I sleep with women and am very happy to not have that option off the table because I am married to a man.
We talk about this all the time and it has actually brought us closer together and I feel really good about being trusted and totally trusting him.
I would never want an open relationship but I guess one way of looking at it in a positive light is to think: “If my partner has sex with people, and always comes back to me, this is a sign he/she must really love me”.
“If my partner has sex with people and always comes back to me”……that might not be the only thing coming back to you…… I trusted mine, and ended up getting The Clap from him! And you would think he woulda learnt……. His previous partner got HIV while they were still together! No thanks to open relationships!
I used to agree with you… then I found myself in a long distance relationship and was suddenly without sex for 6 months. I love my boyfriend with all my heart, but we all have needs right? I started looking at other people and thinking they were hot and I wouldnt mind going them. So after quite an emotional conversation, we ended up in an open relationship… and suddenly, now that I was allowed to, it wasnt something I wanted anymore. I realised that the ‘needs’ that I had were for companionship and intimacy, not a root! and thats not something u can open in a relationship.

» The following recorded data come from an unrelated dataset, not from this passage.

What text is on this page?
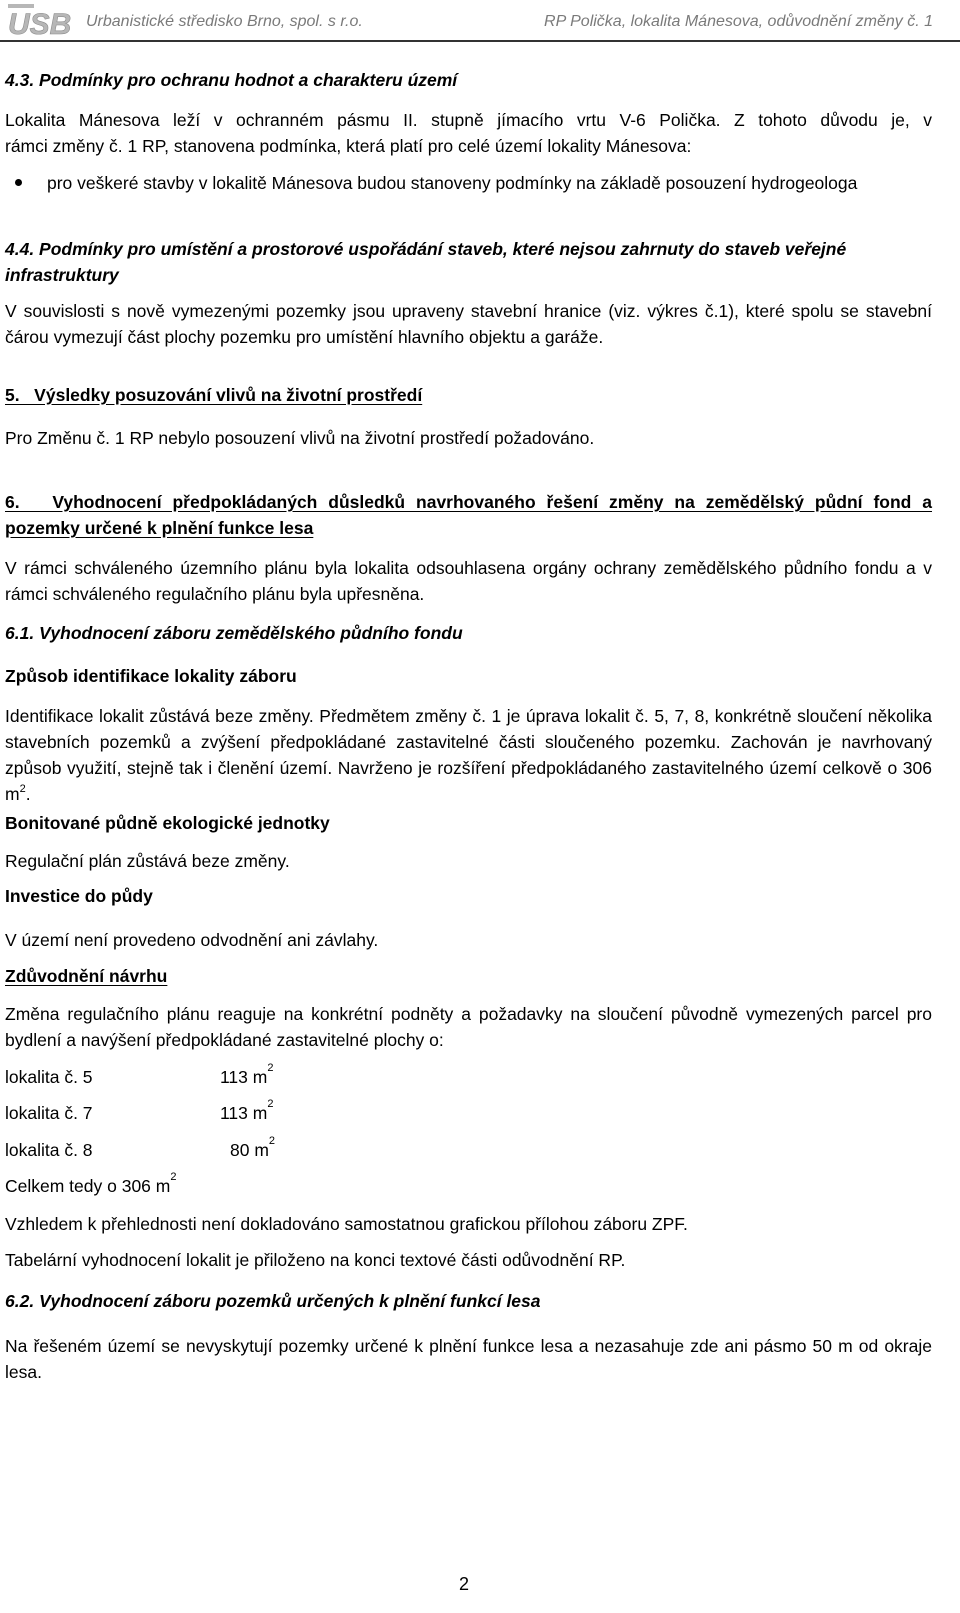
USB Urbanistické středisko Brno, spol. s r.o.	RP Polička, lokalita Mánesova, odůvodnění změny č. 1
4.3. Podmínky pro ochranu hodnot a charakteru území
Lokalita Mánesova leží v ochranném pásmu II. stupně jímacího vrtu V-6 Polička. Z tohoto důvodu je, v
rámci změny č. 1 RP, stanovena podmínka, která platí pro celé území lokality Mánesova:
pro veškeré stavby v lokalitě Mánesova budou stanoveny podmínky na základě posouzení hydrogeologa
4.4. Podmínky pro umístění a prostorové uspořádání staveb, které nejsou zahrnuty do staveb veřejné infrastruktury
V souvislosti s nově vymezenými pozemky jsou upraveny stavební hranice (viz. výkres č.1), které spolu se stavební čárou vymezují část plochy pozemku pro umístění hlavního objektu a garáže.
5.   Výsledky posuzování vlivů na životní prostředí
Pro Změnu č. 1 RP nebylo posouzení vlivů na životní prostředí požadováno.
6.   Vyhodnocení předpokládaných důsledků navrhovaného řešení změny na zemědělský půdní fond a pozemky určené k plnění funkce lesa
V rámci schváleného územního plánu byla lokalita odsouhlasena orgány ochrany zemědělského půdního fondu a v rámci schváleného regulačního plánu byla upřesněna.
6.1. Vyhodnocení záboru zemědělského půdního fondu
Způsob identifikace lokality záboru
Identifikace lokalit zůstává beze změny. Předmětem změny č. 1 je úprava lokalit č. 5, 7, 8, konkrétně sloučení několika stavebních pozemků a zvýšení předpokládané zastavitelné části sloučeného pozemku. Zachován je navrhovaný způsob využití, stejně tak i členění území. Navrženo je rozšíření předpokládaného zastavitelného území celkově o 306 $m^2$.
Bonitované půdně ekologické jednotky
Regulační plán zůstává beze změny.
Investice do půdy
V území není provedeno odvodnění ani závlahy.
Zdůvodnění návrhu
Změna regulačního plánu reaguje na konkrétní podněty a požadavky na sloučení původně vymezených parcel pro bydlení a navýšení předpokládané zastavitelné plochy o:
lokalita č. 5	113 $m^2$
lokalita č. 7	113 $m^2$
lokalita č. 8	80 $m^2$
Celkem tedy o 306 $m^2$
Vzhledem k přehlednosti není dokladováno samostatnou grafickou přílohou záboru ZPF.
Tabelární vyhodnocení lokalit je přiloženo na konci textové části odůvodnění RP.
6.2. Vyhodnocení záboru pozemků určených k plnění funkcí lesa
Na řešeném území se nevyskytují pozemky určené k plnění funkce lesa a nezasahuje zde ani pásmo 50 m od okraje lesa.
2
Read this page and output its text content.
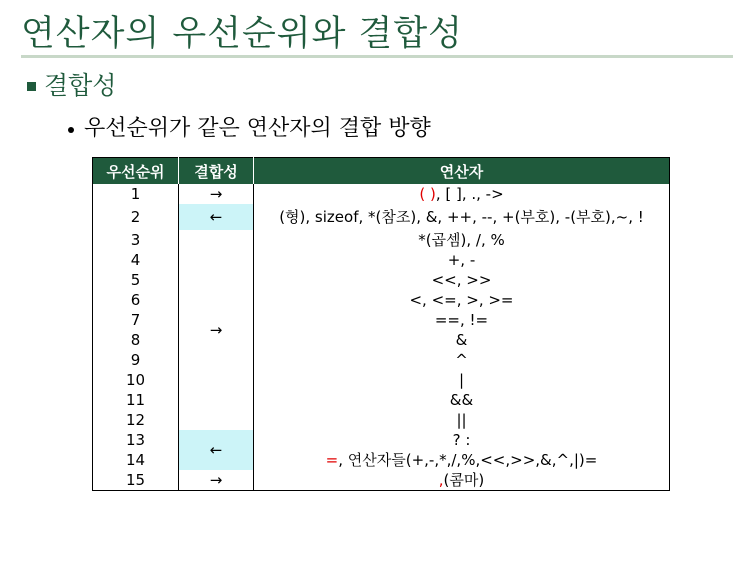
연산자의 우선순위와 결합성
결합성
우선순위가 같은 연산자의 결합 방향
우선순위	결합성	연산자
1	→	( ), [ ], ., ->
2	←	(형), sizeof, *(참조), &, ++, --, +(부호), -(부호),~, !
3	→	*(곱셈), /, %
4		+, -
5		<<, >>
6		<, <=, >, >=
7		==, !=
8		&
9		^
10		|
11		&&
12		||
13	←	? :
14		=, 연산자들(+,-,*,/,%,<<,>>,&,^,|)=
15	→	,(콤마)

So, I’m back to agreeing with you – when you love someone with everything you’ve got, they are all you could ever want or need. So as much as 6 months without sex is bad (and its not over, theres at least another 6 months of it yet!) it’s the price I’m quite happy to pay for love
i’ve been with my boyfriend for 6 years, and we’re in an open relationship and it’s great! We don’t sleep around often, we don’t need to, and only do so when the other is away or unavailable. It works fine for us, because we trust each other. You have to have rules, though: (1) Always be each other’s number one; (2) Always be honest and open about every encounter; (3) Always wear protection when sleeping around; (4) Always be there for your partner when they want/need you.
Hey James, I think maybe you shouldn’t judge what you don’t understand.